4 juin 2007
Je me retrouve projeté une bonne quinzaine d’années en arrière, lorsque je m’étais promis d’en finir le jour où une pâle objectivité, purement rationnelle, aurait défini que j’avais réussi ma vie. Un travail intellectuel bien payé avec des responsabilités, ça, c’est fait. Un mariage heureux avec une femme intelligente, dotée d’une forte personnalité et si belle, c’est fait aussi. Un enfant, enfin, sans qui les méchantes langues du bon sens populaire affirment qu’on ne pourrait pas prétendre avoir réussi son existence : c’en est fait également.
Le moment d’en finir, pour démontrer à la face du monde, dans un fol orgueil, que finalement on ne sait rien faire d’autre ici que mourir, serait-il lors venu ?
La situation est plus complexe qu’il n’y paraissait lorsque j’étais jeune, prompt à la décision et au désespoir. Aujourd’hui, je suis plus engoncé dans le confort d’une vie au rythme métronomique mais aux déchirements insensés dont la régularité ne nuit nullement à la violence éclatante. Il s’agit d’une autre préparation à la fin inévitable : au sacrifice grandiloquent, à la gerbe de feu traversant mon visage sanglant dans une explosion voulue mondiale, mon corps et mon esprit faible semblent avoir opté pour la distanciation progressive, le renoncement de bas étage, le plus absolu néanmoins.
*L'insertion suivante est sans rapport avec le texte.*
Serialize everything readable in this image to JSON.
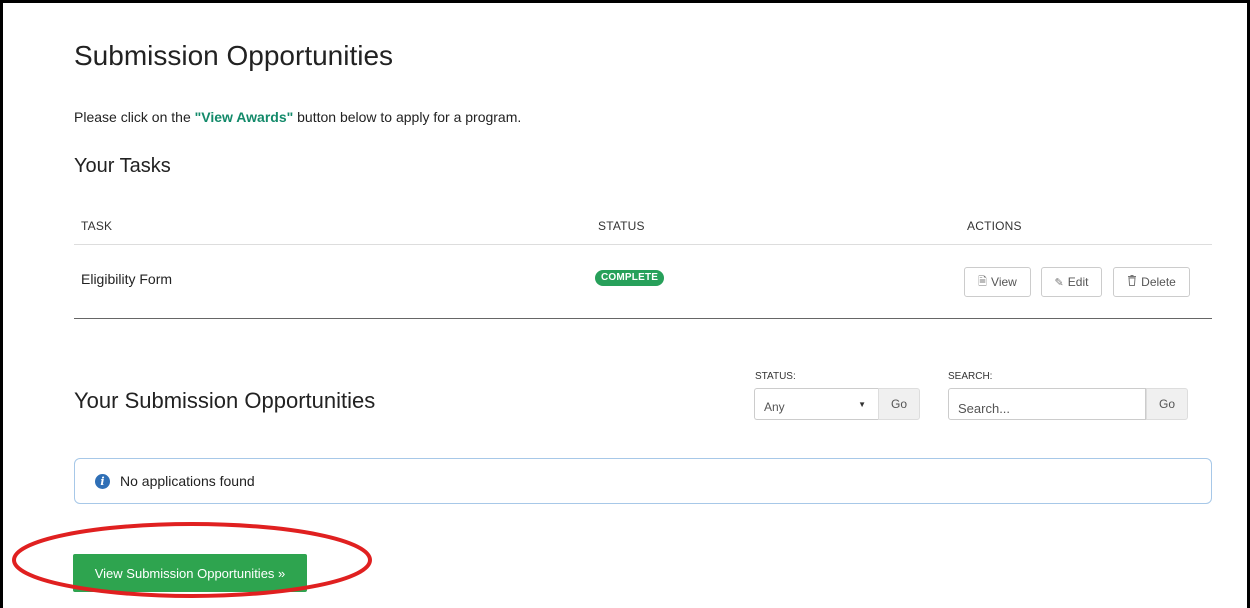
{
  "page": {
    "title": "Submission Opportunities",
    "intro_before": "Please click on the ",
    "intro_highlight": "\"View Awards\"",
    "intro_after": " button below to apply for a program."
  },
  "tasks": {
    "heading": "Your Tasks",
    "columns": {
      "task": "TASK",
      "status": "STATUS",
      "actions": "ACTIONS"
    },
    "rows": [
      {
        "task": "Eligibility Form",
        "status": "COMPLETE",
        "actions": {
          "view": "View",
          "edit": "Edit",
          "delete": "Delete"
        }
      }
    ]
  },
  "opportunities": {
    "heading": "Your Submission Opportunities",
    "status_filter": {
      "label": "STATUS:",
      "selected": "Any",
      "go": "Go"
    },
    "search": {
      "label": "SEARCH:",
      "placeholder": "Search...",
      "go": "Go"
    },
    "empty_message": "No applications found"
  },
  "cta": {
    "label": "View Submission Opportunities »"
  },
  "icons": {
    "view": "document-icon",
    "edit": "pencil-icon",
    "delete": "trash-icon",
    "info": "info-icon",
    "caret": "caret-down-icon"
  },
  "colors": {
    "accent_green": "#2ea44f",
    "badge_green": "#27a05a",
    "link_teal": "#138a6a",
    "annotation_red": "#e02020",
    "info_blue": "#2f6fb6"
  }
}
Plus rien ne compte donc. Le concept même d’envie me devient étranger, pour en pas parler de l’incompréhensible enthousiasme, ou de l’obscure joie. Chaque pas plus avant m’est odieux, une corvée ménagère en quelque sorte. Le simple fait d’envisager de faire quelque chose ou quoi que ce soit me jette dans l’enclos sonore de bordées d’injures interminables. Avoir à rencontrer des gens fait se clore mes yeux fatigués, et plus ces personnes me sont proches, plus le poids s’écrase sur mes tempes, sur ma poitrine, mes genoux douloureux. Devoir s’occuper de diverses tâches administratives, éducationnelles, se lever tôt et travailler plus pour gagner plus, suscite instantanément mon apathie violente, et comme habituellement, tout se termine par des injures d’abdication devant la religion autoritaire du faire.
Sauf que je fais tout ce qui m’écœure, m’exécute sans envie ni désir, esclave apparemment docile du devoir par morale nécessaire, sans enthousiasme ni transport, singulier ou pluriel, de toute façon polysémique, que je déteste à tous égards, comme toute forme de mouvement forcé. Mon activité contribue encore à me détacher du Tout, à mon désinvestissement létal. Alors, puisque prendre certaines personnes pour des aveugles relèverait de l’innocence, on finit par me le faire remarquer avec tristesse et désespoir.
J’explose en sanglots, la respiration ne se faisant plus que par petits hoquets suraigus. Sitôt que l’on me parle de ma mort progressive dont je sais fort bien qu’elle ne me prédispose en rien à la vraie mort, dont je n’ignore pas que je pourrai vivre avec elle au-delà de mon siècle, je pleure et la confusion installe sa gueule hideuse en travers de ma conscience. Il s’agit d’une mort dont je n’ai pas l’idée claire : en ai-je peur ? la désire-je ? pleure-je de ma lâcheté, de mon indécision ? suis-je aussi convaincu que cela de l’absence de fluide vital dans mes veines ? ou encore sanglote-je bruyamment de mon incapacité à la joie, de mon incapacité dépasser une limite sans risques que je me suis moi-même édifiée ?
Je ne dois plus être très loin maintenant.